There was a Fundamentalist Futurist back in the 1890s who demonstrated that New York City would be abandoned as unfit for habitation by the 1930s. His argument was based on projection forward of population trends, and he correctly estimated that population would grow from 4 million to over 7 million in 40 years. (He didn’t guess it would reach over 12 million by now.) It was then obvious, he said, that the amount of horses necessary to provide transportation for that many people would result in a public health hazard of incredible dimensions: there would be horse manure up to the third floor windows everywhere in Manhattan.

This illustrates the most frequent fallacy found in Future projections: the “elementalistic fallacy” named by Alfred Korzybski. The elementalistic fallacy as Korzybski noted, seems to be built into our very language. We can talk about Joe Smith in isolation from his (or any) environment; we can therefore think about Mr. Smith in such fictitious isolation; and in such “elementalistic fallacy” we will always draw wrong conclusions, because Mr. Smith cannot exist without some environment.
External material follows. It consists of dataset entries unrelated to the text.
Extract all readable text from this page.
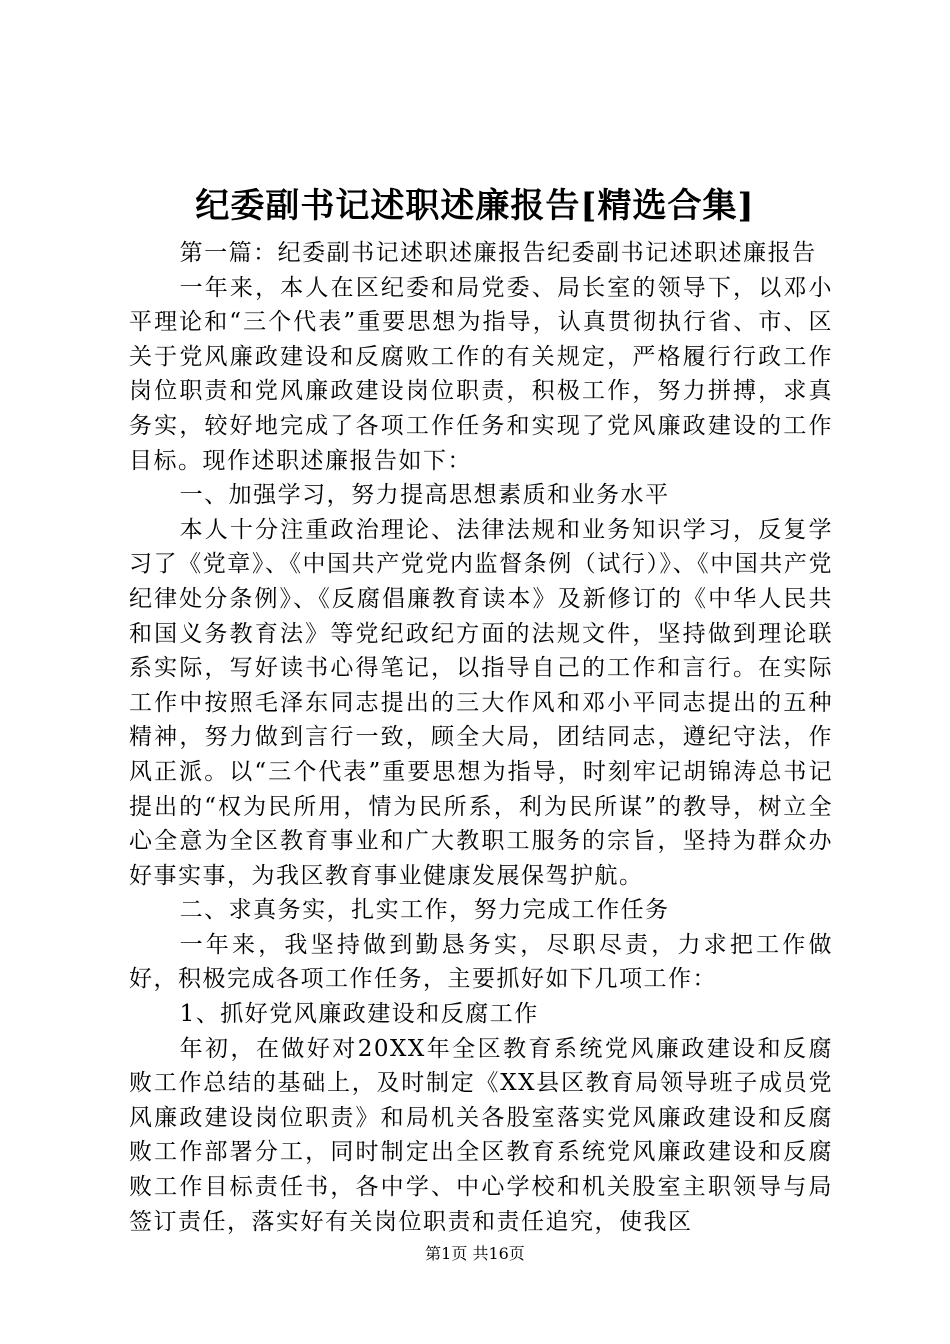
纪委副书记述职述廉报告[精选合集]

第一篇：纪委副书记述职述廉报告纪委副书记述职述廉报告

一年来，本人在区纪委和局党委、局长室的领导下，以邓小平理论和“三个代表”重要思想为指导，认真贯彻执行省、市、区关于党风廉政建设和反腐败工作的有关规定，严格履行行政工作岗位职责和党风廉政建设岗位职责，积极工作，努力拼搏，求真务实，较好地完成了各项工作任务和实现了党风廉政建设的工作目标。现作述职述廉报告如下：

一、加强学习，努力提高思想素质和业务水平

本人十分注重政治理论、法律法规和业务知识学习，反复学习了《党章》、《中国共产党党内监督条例（试行）》、《中国共产党纪律处分条例》、《反腐倡廉教育读本》及新修订的《中华人民共和国义务教育法》等党纪政纪方面的法规文件，坚持做到理论联系实际，写好读书心得笔记，以指导自己的工作和言行。在实际工作中按照毛泽东同志提出的三大作风和邓小平同志提出的五种精神，努力做到言行一致，顾全大局，团结同志，遵纪守法，作风正派。以“三个代表”重要思想为指导，时刻牢记胡锦涛总书记提出的“权为民所用，情为民所系，利为民所谋”的教导，树立全心全意为全区教育事业和广大教职工服务的宗旨，坚持为群众办好事实事，为我区教育事业健康发展保驾护航。

二、求真务实，扎实工作，努力完成工作任务

一年来，我坚持做到勤恳务实，尽职尽责，力求把工作做好，积极完成各项工作任务，主要抓好如下几项工作：

1、抓好党风廉政建设和反腐工作

年初，在做好对20XX年全区教育系统党风廉政建设和反腐败工作总结的基础上，及时制定《XX县区教育局领导班子成员党风廉政建设岗位职责》和局机关各股室落实党风廉政建设和反腐败工作部署分工，同时制定出全区教育系统党风廉政建设和反腐败工作目标责任书，各中学、中心学校和机关股室主职领导与局签订责任，落实好有关岗位职责和责任追究，使我区

第1页 共16页
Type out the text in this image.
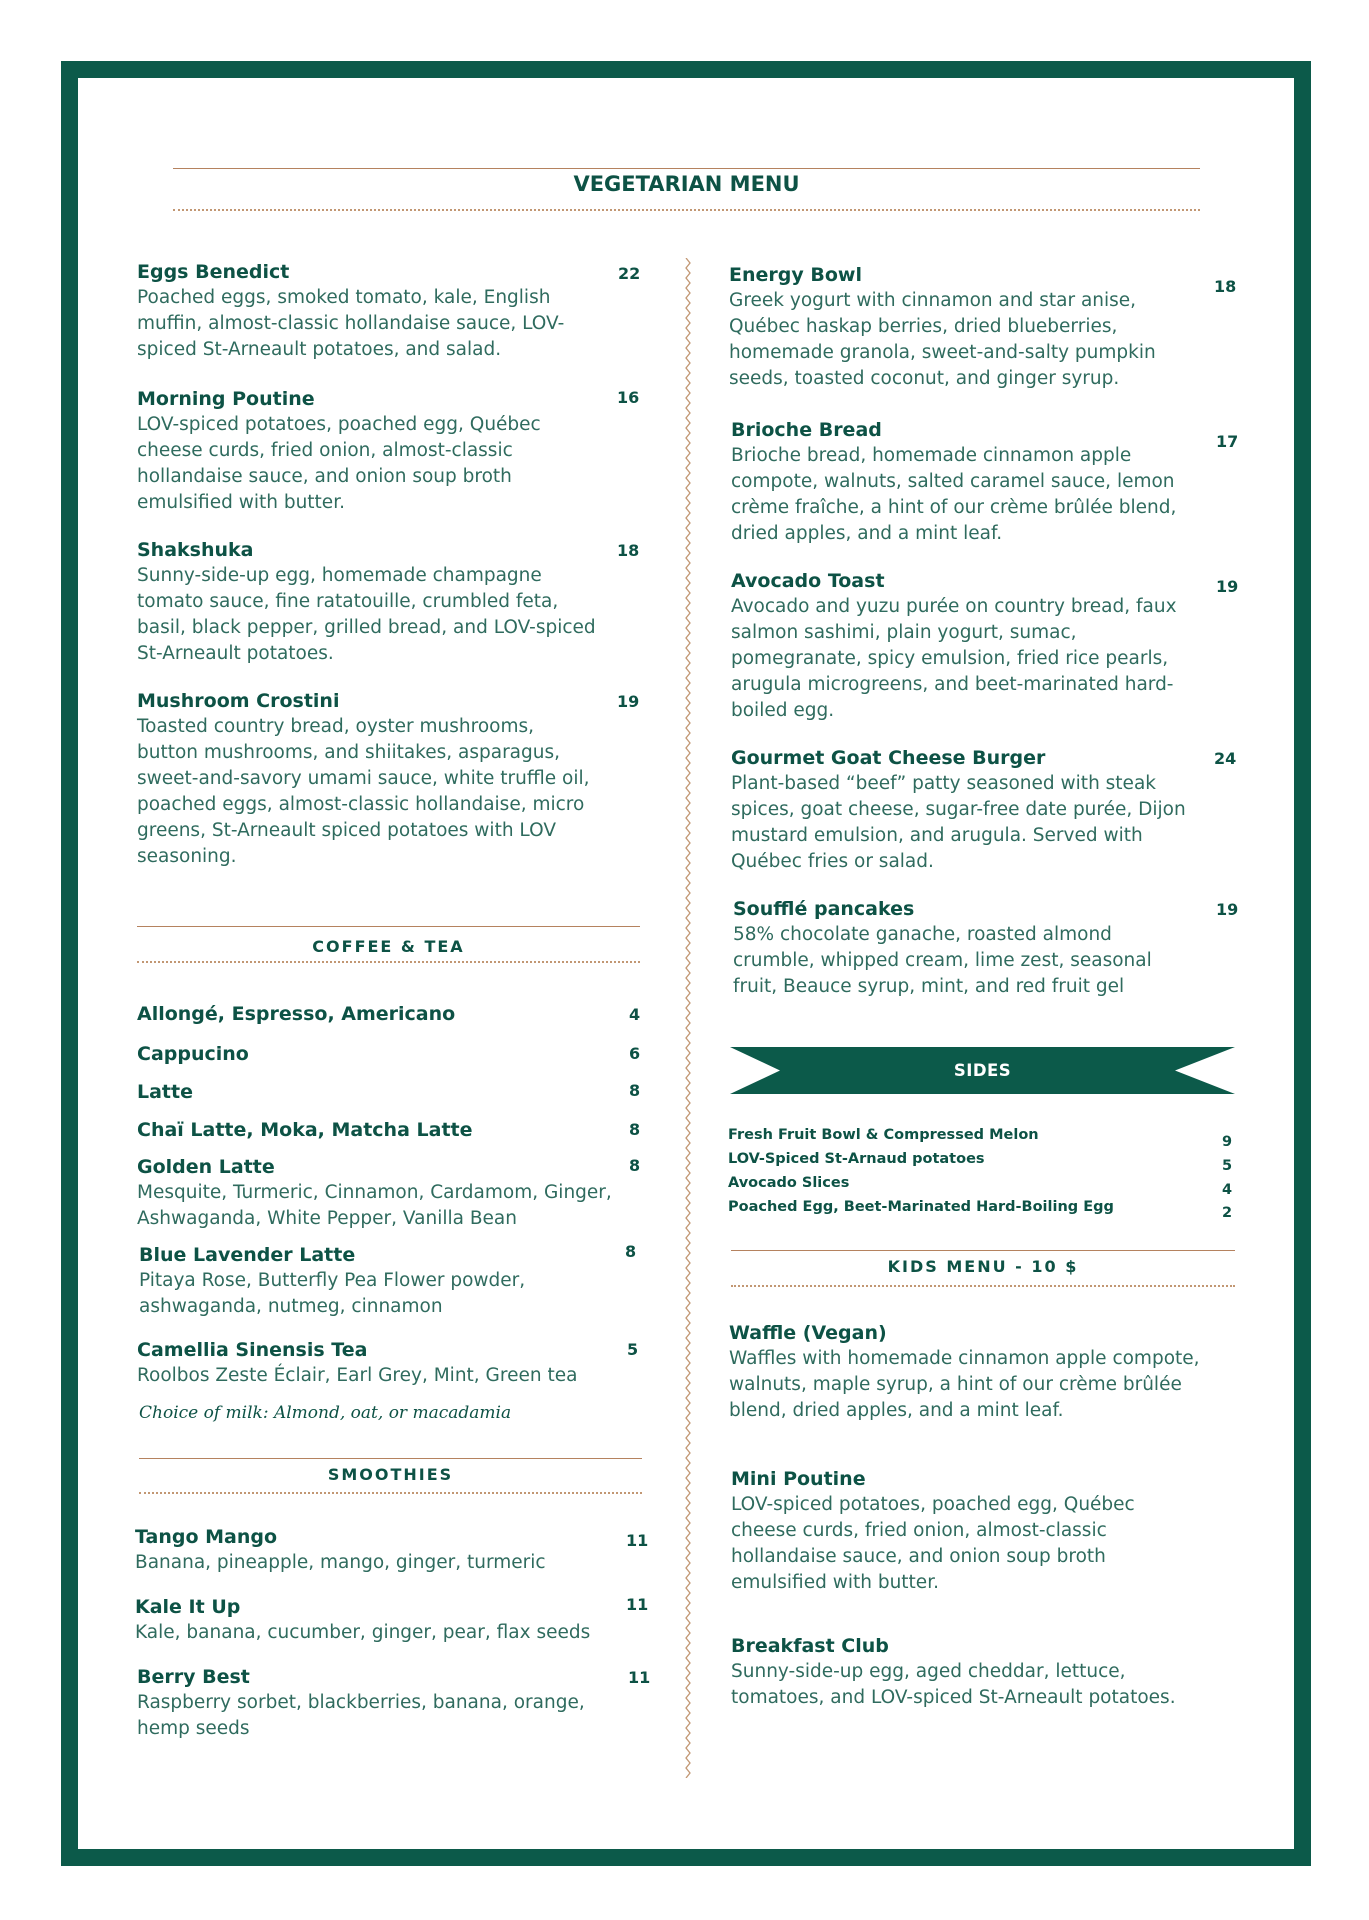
VEGETARIAN MENU
Eggs Benedict
Poached eggs, smoked tomato, kale, English muffin, almost-classic hollandaise sauce, LOV-spiced St-Arneault potatoes, and salad.
22
Morning Poutine
LOV-spiced potatoes, poached egg, Québec cheese curds, fried onion, almost-classic hollandaise sauce, and onion soup broth emulsified with butter.
16
Shakshuka
Sunny-side-up egg, homemade champagne tomato sauce, fine ratatouille, crumbled feta, basil, black pepper, grilled bread, and LOV-spiced St-Arneault potatoes.
18
Mushroom Crostini
Toasted country bread, oyster mushrooms, button mushrooms, and shiitakes, asparagus, sweet-and-savory umami sauce, white truffle oil, poached eggs, almost-classic hollandaise, micro greens, St-Arneault spiced potatoes with LOV seasoning.
19
COFFEE & TEA
Allongé, Espresso, Americano	4
Cappucino	6
Latte	8
Chaï Latte, Moka, Matcha Latte	8
Golden Latte
Mesquite, Turmeric, Cinnamon, Cardamom, Ginger, Ashwaganda, White Pepper, Vanilla Bean
8
Blue Lavender Latte
Pitaya Rose, Butterfly Pea Flower powder, ashwaganda, nutmeg, cinnamon
8
Camellia Sinensis Tea
Roolbos Zeste Éclair, Earl Grey, Mint, Green tea
5
Choice of milk: Almond, oat, or macadamia
SMOOTHIES
Tango Mango
Banana, pineapple, mango, ginger, turmeric
11
Kale It Up
Kale, banana, cucumber, ginger, pear, flax seeds
11
Berry Best
Raspberry sorbet, blackberries, banana, orange, hemp seeds
11
Energy Bowl
Greek yogurt with cinnamon and star anise, Québec haskap berries, dried blueberries, homemade granola, sweet-and-salty pumpkin seeds, toasted coconut, and ginger syrup.
18
Brioche Bread
Brioche bread, homemade cinnamon apple compote, walnuts, salted caramel sauce, lemon crème fraîche, a hint of our crème brûlée blend, dried apples, and a mint leaf.
17
Avocado Toast
Avocado and yuzu purée on country bread, faux salmon sashimi, plain yogurt, sumac, pomegranate, spicy emulsion, fried rice pearls, arugula microgreens, and beet-marinated hard-boiled egg.
19
Gourmet Goat Cheese Burger
Plant-based “beef” patty seasoned with steak spices, goat cheese, sugar-free date purée, Dijon mustard emulsion, and arugula. Served with Québec fries or salad.
24
Soufflé pancakes
58% chocolate ganache, roasted almond crumble, whipped cream, lime zest, seasonal fruit, Beauce syrup, mint, and red fruit gel
19
SIDES
Fresh Fruit Bowl & Compressed Melon	9
LOV-Spiced St-Arnaud potatoes	5
Avocado Slices	4
Poached Egg, Beet-Marinated Hard-Boiling Egg	2
KIDS MENU - 10 $
Waffle (Vegan)
Waffles with homemade cinnamon apple compote, walnuts, maple syrup, a hint of our crème brûlée blend, dried apples, and a mint leaf.
Mini Poutine
LOV-spiced potatoes, poached egg, Québec cheese curds, fried onion, almost-classic hollandaise sauce, and onion soup broth emulsified with butter.
Breakfast Club
Sunny-side-up egg, aged cheddar, lettuce, tomatoes, and LOV-spiced St-Arneault potatoes.
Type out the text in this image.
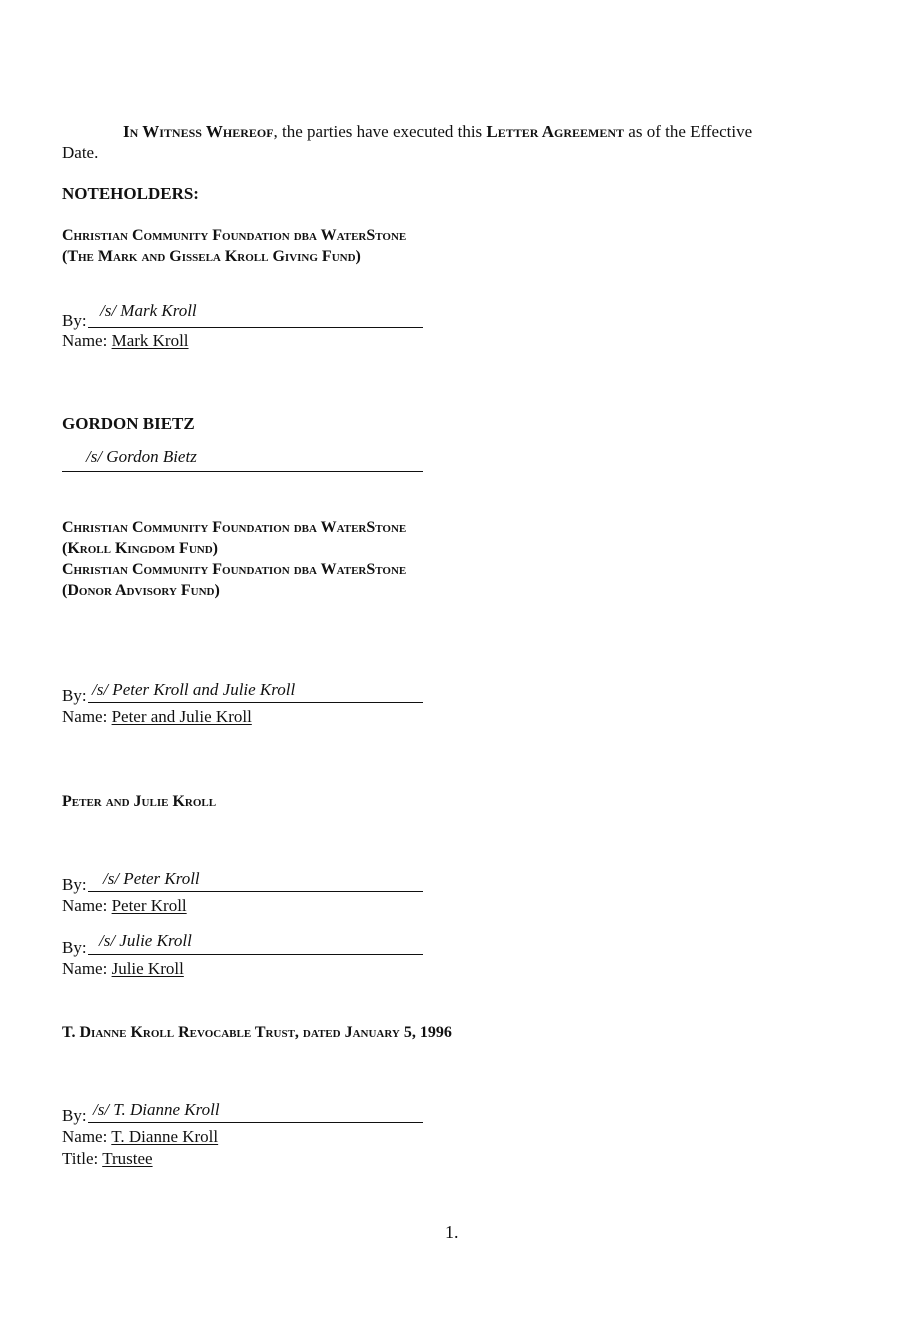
In Witness Whereof, the parties have executed this Letter Agreement as of the Effective
Date.
NOTEHOLDERS:
Christian Community Foundation dba WaterStone
(The Mark and Gissela Kroll Giving Fund)
By:
/s/ Mark Kroll
Name: Mark Kroll
GORDON BIETZ
/s/ Gordon Bietz
Christian Community Foundation dba WaterStone
(Kroll Kingdom Fund)
Christian Community Foundation dba WaterStone
(Donor Advisory Fund)
By: /s/ Peter Kroll and Julie Kroll
Name: Peter and Julie Kroll
Peter and Julie Kroll
By: /s/ Peter Kroll
Name: Peter Kroll
By: /s/ Julie Kroll
Name: Julie Kroll
T. Dianne Kroll Revocable Trust, dated January 5, 1996
By: /s/ T. Dianne Kroll
Name: T. Dianne Kroll
Title: Trustee
1.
Projecting population forward without projecting other factors forward has produced numerous elementalistic fallacies similar to thinking of Joe Smith without an environment. Malthus, for instance, “proved” that population will always increase faster than resources, but this was disproven by technological history, and we now understand that “resources” only exist when identified by analysis and each new discovery in pure science shows us new resources everywhere.

One example: the Newtonian system allowed us to tap 0.001 per cent of the energy in a glass of water; 19th Century thermodynamics showed us how to tap 0.01 per cent of that energy; we can now tap 1.0 per cent. Nobody knows how much we’ll be able to tap in 50 years.